I had a conservative roommate who was a Rush Limbaugh “dittohead.” He was sharing with a friend of mine and I how he agreed with Rush’s take on how everyone with HIV and AIDS should be put on a desert island. At the time, I was HIV-positive and my lover was dying, and later died, of AIDS. I didn’t attack his position, but asked him why he held it. He just said that he thought that that was the way it was. When I accepted him, continued to accept him, and later told him what was going on, but didn’t bring up any of the stuff about Rush, he questioned his own values, and later told me that I was instrumental in opening new doors for him.

Zenger’s: What would you want to say to people both in the Gay community and in the U.S. Congress who were willing to pass a nondiscrimination bill to protect people based on sexual orientation, but not on gender identity?

Tony: I guess, what are they scared of?

Ashley: I think I would thank them for going that far, but ask why they held the view that Transsexuals or Transgenders did not somehow deserve the same rights as everyone else. It’s too bad that laws like these have to be part of our legislation at all.

Tony: I think it goes back again to the whole thing of knowledge, because if people are under the belief that it’s a choice, or just people going to the extremes of the Gay scales, then those are false and mistaken beliefs. For myself, if I make decisions based on false beliefs, then the outcome usually doesn’t come out very good.

Ashley: And fair.

Tony: I felt angry, initially, but getting past the anger, I understand that most people don’t understand the whole thing of Transsexuals. I can’t totally explain it. I can just tell you this much: it’s not easy. It’s not like you transition and everything is great in your life. Yeah, I pass, and no one knows unless I tell them, but it’s like the world sees your secret, and they don’t know that they’re seeing your secret.

There are so many emotional and psychological things I’ve experienced, fully transitioned. It’s not easy. It’s not the easy way out. If anything, it’s a really rough road. I consider the other Transgender people I know, my brothers and sisters, and they’re really struggling.

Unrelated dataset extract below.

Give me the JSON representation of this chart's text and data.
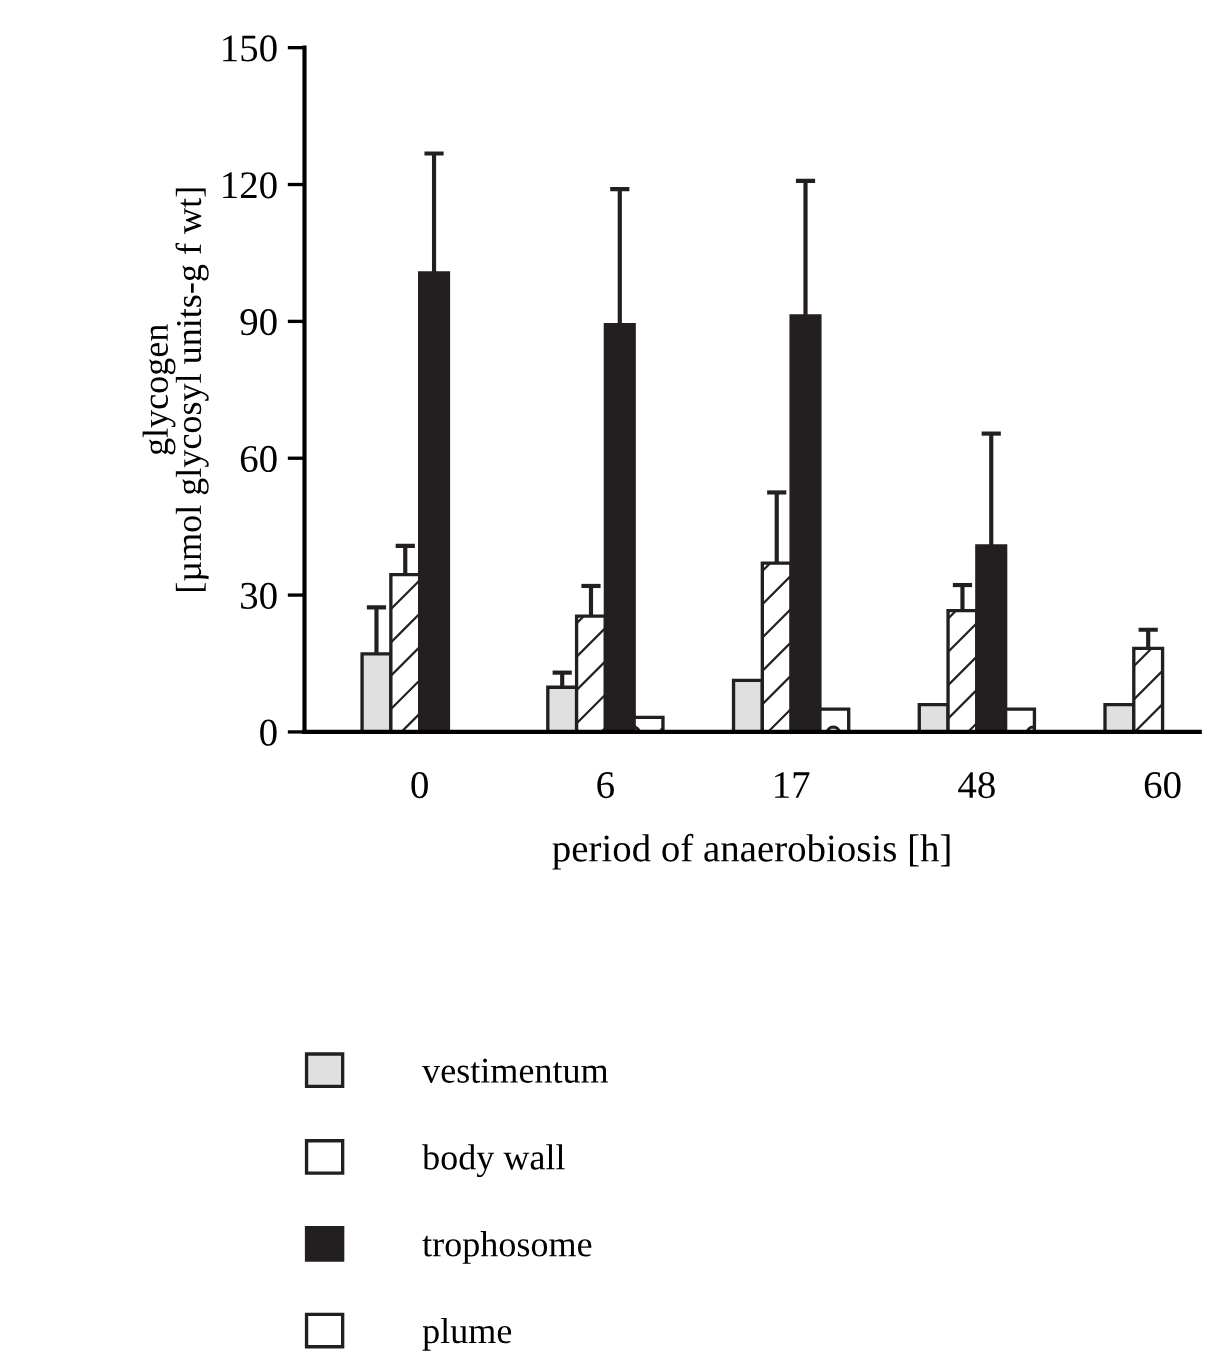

I just was in contact with one who finally got accepted in L.A. to a recovery home, but was in Louisiana and was struggling just to stay alive.

Ashley: It’s really amazing that the man Tony was speaking of came to our attention because of a conservative Republican straight woman who contacted us for help with this person. She may have helped save his life. She’s fair-minded.

Tony: Some of my Trans sisters here in San Diego are out there having to work the streets just to try to keep a roof over their heads, and they don’t necessarily want to do that. They’re not looking for self-pity, and I’m not trying to make people feel sorry for them. But people just won’t hire them for legitimate jobs. So it’s not the easy way out. No one would choose to have those types of problems in their life.